I agree with you that bgpio_bits should just not be changed. Maybe the else statement introduces a bug/hack in the case where ngpio is already a power of 2 such as 16 while the register access is a 32 bit access. In this case bgpio_bits would be 16 when it should be 32.

However, Shiji's has a bug and will break other code. My very first patch for "gpio: mmio: handle "ngpios" properly in bgpio_init()" was meant to fix the following problem (that shiji's code will reintroduce):
" bgpio_init uses "sz" argument to populate ngpio, which is not accurate.
Instead, read the "ngpios" property from the DT and if it doesn't 
exist, use the "sz" argument.
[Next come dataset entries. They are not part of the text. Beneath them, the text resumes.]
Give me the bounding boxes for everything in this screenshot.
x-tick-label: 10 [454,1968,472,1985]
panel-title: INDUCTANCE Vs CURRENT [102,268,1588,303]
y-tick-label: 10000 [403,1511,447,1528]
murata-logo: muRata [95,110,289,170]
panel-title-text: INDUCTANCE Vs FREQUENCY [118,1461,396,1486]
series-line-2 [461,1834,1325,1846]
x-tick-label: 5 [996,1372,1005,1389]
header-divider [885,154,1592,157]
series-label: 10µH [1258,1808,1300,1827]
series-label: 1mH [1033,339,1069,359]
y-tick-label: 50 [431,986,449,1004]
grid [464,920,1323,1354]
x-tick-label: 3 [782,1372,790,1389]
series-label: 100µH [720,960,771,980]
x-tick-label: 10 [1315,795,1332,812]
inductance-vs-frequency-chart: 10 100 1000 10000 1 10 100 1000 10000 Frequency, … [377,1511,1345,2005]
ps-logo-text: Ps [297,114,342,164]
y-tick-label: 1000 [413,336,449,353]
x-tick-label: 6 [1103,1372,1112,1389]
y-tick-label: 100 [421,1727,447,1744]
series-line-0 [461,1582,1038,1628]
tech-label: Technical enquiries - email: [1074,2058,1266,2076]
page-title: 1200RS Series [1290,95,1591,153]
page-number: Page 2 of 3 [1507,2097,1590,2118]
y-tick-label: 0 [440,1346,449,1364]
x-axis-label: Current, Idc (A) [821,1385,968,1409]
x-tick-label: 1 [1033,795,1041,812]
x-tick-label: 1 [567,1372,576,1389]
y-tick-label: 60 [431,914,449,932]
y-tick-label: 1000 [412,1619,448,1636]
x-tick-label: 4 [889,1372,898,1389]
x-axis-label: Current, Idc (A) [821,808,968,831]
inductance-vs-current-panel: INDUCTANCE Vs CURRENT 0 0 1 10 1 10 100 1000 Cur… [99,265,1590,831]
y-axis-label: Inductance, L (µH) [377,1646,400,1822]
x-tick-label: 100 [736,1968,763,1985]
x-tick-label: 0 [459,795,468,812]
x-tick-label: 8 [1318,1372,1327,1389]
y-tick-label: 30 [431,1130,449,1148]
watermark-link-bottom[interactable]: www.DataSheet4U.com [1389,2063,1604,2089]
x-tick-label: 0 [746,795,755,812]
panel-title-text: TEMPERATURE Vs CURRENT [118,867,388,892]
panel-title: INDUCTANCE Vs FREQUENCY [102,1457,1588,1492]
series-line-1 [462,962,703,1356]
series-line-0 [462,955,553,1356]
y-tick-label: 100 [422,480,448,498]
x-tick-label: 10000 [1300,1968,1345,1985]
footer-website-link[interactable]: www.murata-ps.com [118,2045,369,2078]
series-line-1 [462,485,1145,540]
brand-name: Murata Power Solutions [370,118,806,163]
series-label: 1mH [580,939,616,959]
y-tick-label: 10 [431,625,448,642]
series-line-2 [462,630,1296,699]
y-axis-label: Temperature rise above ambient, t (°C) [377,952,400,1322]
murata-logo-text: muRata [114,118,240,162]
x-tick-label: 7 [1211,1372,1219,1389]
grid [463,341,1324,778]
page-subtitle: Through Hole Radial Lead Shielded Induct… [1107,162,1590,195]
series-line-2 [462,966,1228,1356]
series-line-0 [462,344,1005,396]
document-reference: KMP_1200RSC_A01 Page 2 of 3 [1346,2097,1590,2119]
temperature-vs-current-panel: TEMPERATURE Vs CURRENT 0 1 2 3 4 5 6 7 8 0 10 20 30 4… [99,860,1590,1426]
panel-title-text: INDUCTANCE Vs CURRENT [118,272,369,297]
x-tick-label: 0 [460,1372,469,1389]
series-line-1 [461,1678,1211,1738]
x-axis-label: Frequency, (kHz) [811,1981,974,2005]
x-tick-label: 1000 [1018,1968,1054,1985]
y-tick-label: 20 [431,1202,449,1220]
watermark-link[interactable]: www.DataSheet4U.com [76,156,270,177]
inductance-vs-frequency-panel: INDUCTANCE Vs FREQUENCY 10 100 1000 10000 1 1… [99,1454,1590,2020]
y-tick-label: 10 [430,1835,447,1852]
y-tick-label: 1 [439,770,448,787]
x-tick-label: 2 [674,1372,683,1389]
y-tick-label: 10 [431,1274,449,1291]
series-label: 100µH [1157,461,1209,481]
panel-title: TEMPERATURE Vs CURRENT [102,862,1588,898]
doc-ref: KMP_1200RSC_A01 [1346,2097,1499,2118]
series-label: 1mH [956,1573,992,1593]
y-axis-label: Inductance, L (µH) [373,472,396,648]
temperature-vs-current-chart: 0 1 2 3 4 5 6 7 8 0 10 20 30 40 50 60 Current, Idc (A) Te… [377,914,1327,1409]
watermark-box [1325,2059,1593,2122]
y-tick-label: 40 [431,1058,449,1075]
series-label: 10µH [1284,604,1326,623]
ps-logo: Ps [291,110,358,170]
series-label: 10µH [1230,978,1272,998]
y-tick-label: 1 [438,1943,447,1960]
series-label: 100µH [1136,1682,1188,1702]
With this change, drivers no longer need 
to overwrite the ngpio variable after calling bgpio_init."

My v1->v3 patches were only changing ngpio, not bgpio_bit. Please check my v3 patch: https://lore.kernel.org/lkml/202303050354.HH9DhJsr-lkp@xxxxxxxxx/t/

After v3, Andy asked me to also change bgpio_bits. Please see the whole thread:

> > > >+       ret = gpiochip_get_ngpios(gc, dev);
> > > >+       if (ret)
> > >> +               gc->ngpio = gc->bgpio_bits;
> >>
> > >But this doesn't update bgpio_bits in the success case. Can you explain why
> >> it's not a problem (should be at least in the code as a comment).
>>
>> In the success rate, the bgpio_bits would also be equal to "sz * 8" anyways.
>> The argument " unsigned long sz" passed in bgpio_init is specifically for this purpose. That tells the gpio library the gpio register access size.
> >if (!is_power_of_2(sz))
>>                  return -EINVAL;
> > gc->bgpio_bits = sz * 8;
>>
> >If in the success case, we make it dependent on the ngpio value, we would need to round it up anyways to the closest (power of 2 && multiple of 8) which is the same as "sz * 8"
>> I will add a comment in the code in my next patch.

>I believe we should use only a single source for what we need. If we
> rely on ngpios, the bgpio_bits should be recalculated based on it. The
>expression doing this is very simple. Something like round_up(ngpios,
>8);

 Now, if we want to not modify bgpio_bits, we could go back to my v3 patch.
ngpio is the number of gpio pins supported while bgpio_bits is the register access bit type. These are 2 different entities.